Um forasteiro diria que Curitiba, assim como uma mulher, tem seus altos e baixos. Para quem a estranha, é uma fêmea que sofre de transtorno bipolar em dobro, com um temperamento que oscila entre quatro estações num mesmo dia. Ela amanhece ensolarada sobrando euforia na paisagem. Por volta do meio-dia, nota-se que o céu escurece, sopra o vento sul e um velado mau humor toma conta das ruas. Em seguida, sol e chuva casamento de viúva. E toda aquela euforia do início da manhã escorre para o inferno das calçadas. O sol aqui e ali nos acena entre uma nuvem e outra, mas falta-lhe disposição para o chá das cinco. Com a luminosidade difusa, este inferno emocional só tende a piorar no início da noite, quando a bruma maliciosa convida ao leito.

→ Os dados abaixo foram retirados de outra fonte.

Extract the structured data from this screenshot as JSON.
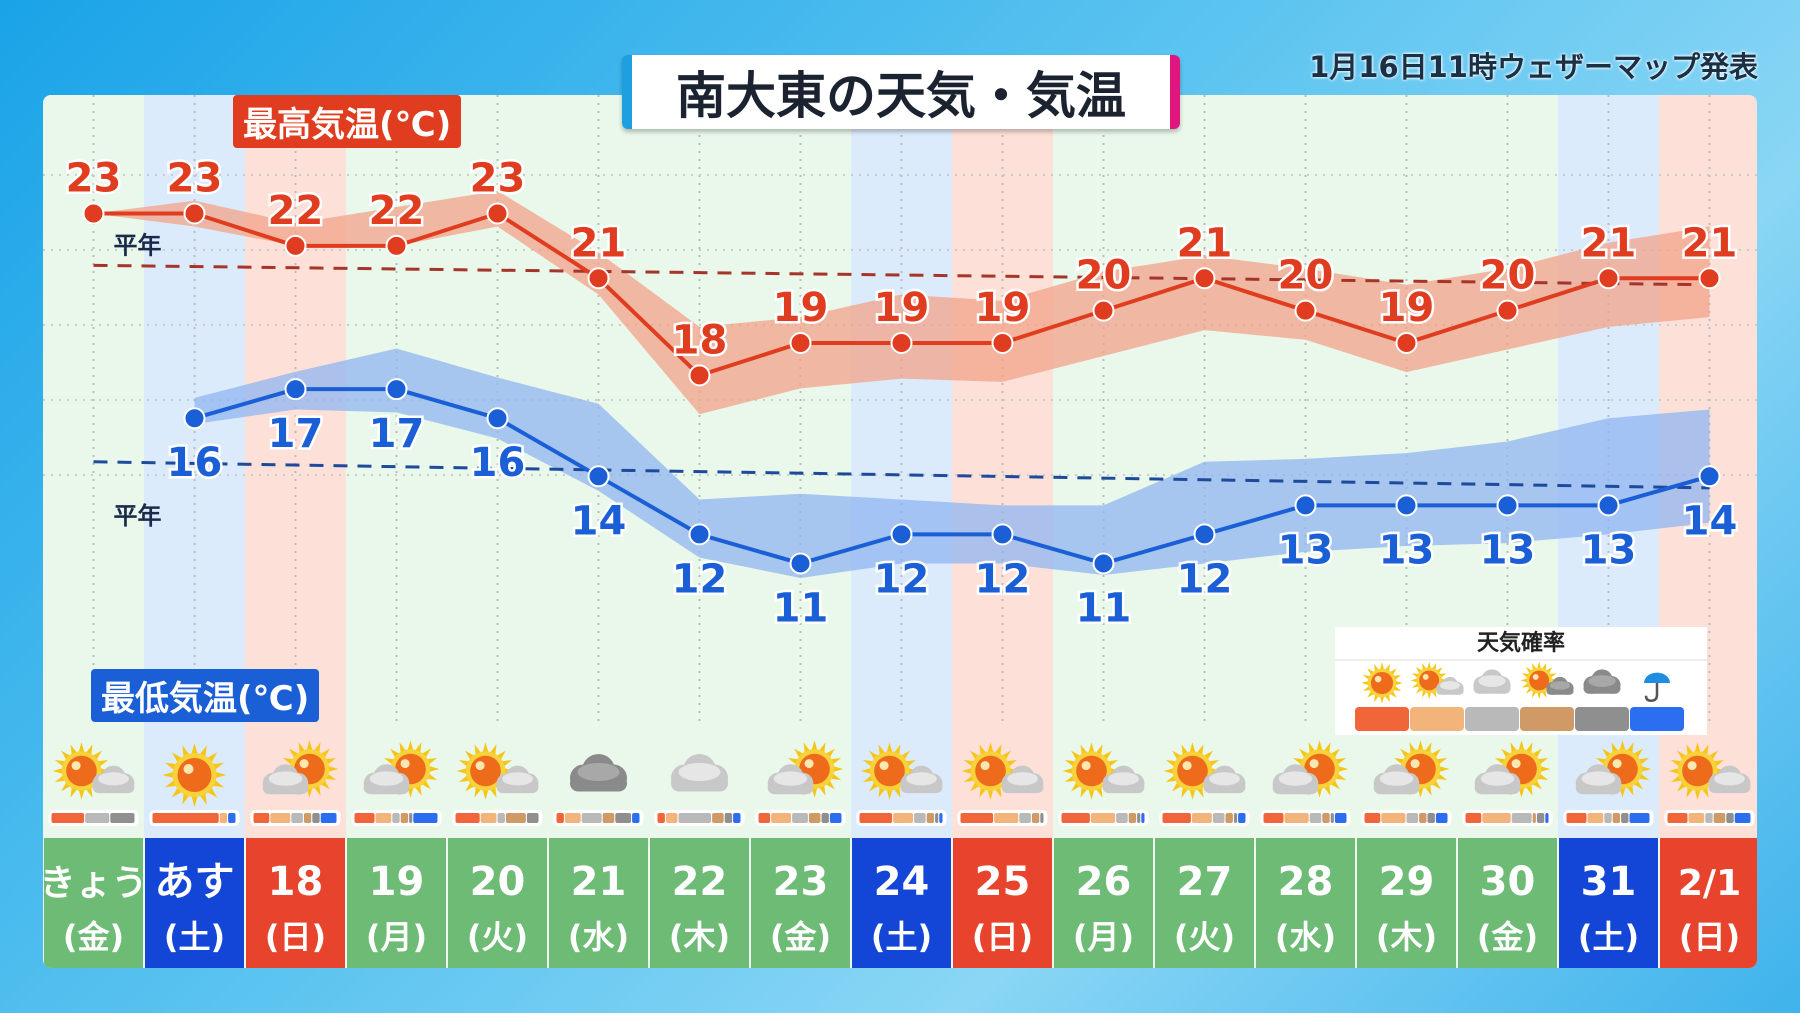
{
  "title": "南大東の天気・気温",
  "issued": "1月16日11時ウェザーマップ発表",
  "colors": {
    "max": "#e03d20",
    "min": "#1b5fd6",
    "weekday": "#6dbb74",
    "saturday": "#1346d6",
    "holiday": "#e8432c"
  },
  "chart_data": {
    "type": "line",
    "title": "南大東の天気・気温",
    "x": [
      "きょう(金)",
      "あす(土)",
      "18(日)",
      "19(月)",
      "20(火)",
      "21(水)",
      "22(木)",
      "23(金)",
      "24(土)",
      "25(日)",
      "26(月)",
      "27(火)",
      "28(水)",
      "29(木)",
      "30(金)",
      "31(土)",
      "2/1(日)"
    ],
    "series": [
      {
        "name": "最高気温(℃)",
        "values": [
          23,
          23,
          22,
          22,
          23,
          21,
          18,
          19,
          19,
          19,
          20,
          21,
          20,
          19,
          20,
          21,
          21
        ],
        "range_low": [
          23,
          22.6,
          22,
          22,
          22.6,
          20.5,
          16.8,
          17.6,
          17.9,
          17.8,
          18.6,
          19.4,
          19.1,
          18.1,
          18.8,
          19.5,
          19.8
        ],
        "range_high": [
          23,
          23.4,
          22.7,
          23.2,
          23.7,
          21.8,
          19.5,
          19.8,
          20.5,
          20.3,
          21.2,
          21.7,
          21.3,
          20.8,
          21.3,
          22.1,
          22.6
        ],
        "normal": {
          "label": "平年",
          "start": 21.4,
          "end": 20.8
        }
      },
      {
        "name": "最低気温(℃)",
        "values": [
          null,
          16,
          17,
          17,
          16,
          14,
          12,
          11,
          12,
          12,
          11,
          12,
          13,
          13,
          13,
          13,
          14
        ],
        "range_low": [
          null,
          15.8,
          16.3,
          16.2,
          15.3,
          13.5,
          11.2,
          10.5,
          11.0,
          11.0,
          10.6,
          11.0,
          11.4,
          11.6,
          11.7,
          12.0,
          12.4
        ],
        "range_high": [
          null,
          16.7,
          17.6,
          18.4,
          17.4,
          16.5,
          13.2,
          13.4,
          13.2,
          13.0,
          13.0,
          14.5,
          14.6,
          14.8,
          15.2,
          16.0,
          16.3
        ],
        "normal": {
          "label": "平年",
          "start": 14.5,
          "end": 13.6
        }
      }
    ]
  },
  "days": [
    {
      "d": "きょう",
      "w": "(金)",
      "type": "weekday",
      "icon": "sun-cloud",
      "prob": [
        40,
        0,
        30,
        0,
        30,
        0
      ]
    },
    {
      "d": "あす",
      "w": "(土)",
      "type": "saturday",
      "icon": "sun",
      "prob": [
        80,
        10,
        0,
        0,
        0,
        10
      ]
    },
    {
      "d": "18",
      "w": "(日)",
      "type": "holiday",
      "icon": "cloud-sun",
      "prob": [
        20,
        25,
        15,
        10,
        10,
        20
      ]
    },
    {
      "d": "19",
      "w": "(月)",
      "type": "weekday",
      "icon": "cloud-sun",
      "prob": [
        25,
        20,
        10,
        10,
        5,
        30
      ]
    },
    {
      "d": "20",
      "w": "(火)",
      "type": "weekday",
      "icon": "sun-cloud",
      "prob": [
        30,
        20,
        10,
        25,
        15,
        0
      ]
    },
    {
      "d": "21",
      "w": "(水)",
      "type": "weekday",
      "icon": "cloud-dark",
      "prob": [
        10,
        20,
        25,
        15,
        20,
        10
      ]
    },
    {
      "d": "22",
      "w": "(木)",
      "type": "weekday",
      "icon": "cloud",
      "prob": [
        10,
        15,
        40,
        15,
        10,
        10
      ]
    },
    {
      "d": "23",
      "w": "(金)",
      "type": "weekday",
      "icon": "cloud-sun",
      "prob": [
        15,
        25,
        20,
        15,
        10,
        15
      ]
    },
    {
      "d": "24",
      "w": "(土)",
      "type": "saturday",
      "icon": "sun-cloud",
      "prob": [
        40,
        25,
        15,
        10,
        5,
        5
      ]
    },
    {
      "d": "25",
      "w": "(日)",
      "type": "holiday",
      "icon": "sun-cloud",
      "prob": [
        40,
        30,
        15,
        10,
        5,
        0
      ]
    },
    {
      "d": "26",
      "w": "(月)",
      "type": "weekday",
      "icon": "sun-cloud",
      "prob": [
        35,
        30,
        15,
        10,
        5,
        5
      ]
    },
    {
      "d": "27",
      "w": "(火)",
      "type": "weekday",
      "icon": "sun-cloud",
      "prob": [
        35,
        25,
        15,
        10,
        5,
        10
      ]
    },
    {
      "d": "28",
      "w": "(水)",
      "type": "weekday",
      "icon": "cloud-sun",
      "prob": [
        25,
        30,
        15,
        10,
        5,
        15
      ]
    },
    {
      "d": "29",
      "w": "(木)",
      "type": "weekday",
      "icon": "cloud-sun",
      "prob": [
        20,
        30,
        15,
        10,
        10,
        15
      ]
    },
    {
      "d": "30",
      "w": "(金)",
      "type": "weekday",
      "icon": "cloud-sun",
      "prob": [
        20,
        35,
        25,
        5,
        10,
        5
      ]
    },
    {
      "d": "31",
      "w": "(土)",
      "type": "saturday",
      "icon": "cloud-sun",
      "prob": [
        25,
        20,
        10,
        10,
        10,
        25
      ]
    },
    {
      "d": "2/1",
      "w": "(日)",
      "type": "holiday",
      "icon": "sun-cloud",
      "prob": [
        25,
        20,
        10,
        15,
        10,
        20
      ]
    }
  ],
  "legend": {
    "title": "天気確率",
    "items": [
      {
        "icon": "sun",
        "color": "#f0653a"
      },
      {
        "icon": "sun-cloud",
        "color": "#f3b47c"
      },
      {
        "icon": "cloud",
        "color": "#b9b9b9"
      },
      {
        "icon": "sun-cloud-dark",
        "color": "#cf9a66"
      },
      {
        "icon": "cloud-dark",
        "color": "#8f8f8f"
      },
      {
        "icon": "umbrella",
        "color": "#2c6ef0"
      }
    ]
  }
}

Pecadora e virtuosa, Curitiba é a madame do Batel de cinta-liga, com sapatos sujos de lama da periferia. É uma bela balzaquiana com topete de colegial em busca da eterna fonte da juventude. Mulher de temperamento oscilante, criatura imprevisível. E só ela tem o poder de se transformar em um único dia. É a própria metamorfose ambulante: forte e feliz, é uma polaquinha pela manhã; frágil e dengosa, é uma nissei no meio do dia; nostálgica e carente, é a italianinha no meio da tarde; amada e assustadora ao anoitecer, é a loura fantasma a rondar a cidade; é a mãe zelosa que recomenda ao filho no seu primeiro dia de trabalho: “Tenha modos e no caminho não fale com estranhos!” As mocinhas da cidade são alunas do “Colégio Caça Marido” que, nos dias de chuvarada, na volta pra casa fazem fila para pular as pocinhas d’água.

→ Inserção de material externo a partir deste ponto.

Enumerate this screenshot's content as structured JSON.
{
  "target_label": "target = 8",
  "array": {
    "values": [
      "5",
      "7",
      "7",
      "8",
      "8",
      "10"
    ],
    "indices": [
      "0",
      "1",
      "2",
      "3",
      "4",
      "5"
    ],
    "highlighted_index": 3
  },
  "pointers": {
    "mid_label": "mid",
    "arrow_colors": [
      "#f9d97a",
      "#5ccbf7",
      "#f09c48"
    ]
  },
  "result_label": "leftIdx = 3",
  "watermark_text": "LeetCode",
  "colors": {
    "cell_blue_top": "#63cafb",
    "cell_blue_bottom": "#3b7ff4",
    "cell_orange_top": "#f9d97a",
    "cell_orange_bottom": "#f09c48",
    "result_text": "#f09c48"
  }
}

É o fim do verão, são os dias de março para festejar esta Vila de Nossa Senhora da Luz dos Pinhais, muito propriamente a mãe padroeira. Fogos e festas para a Dama de Março, neste Dia Internacional da Mulher, 8 de março. Filho amado de dona Terezinha, o prefeito Rafael Greca bem poderia abrir as comemorações de aniversário da cidade, em 29 de março, passando em revista nossas ruas com nomes de mulheres. A começar pela Rua Maria Nicolas (no Sítio Cercado), nome da educadora, pintora e escritora, que nos deixou um livro para ter Curitiba na palma da mão: Alma das ruas.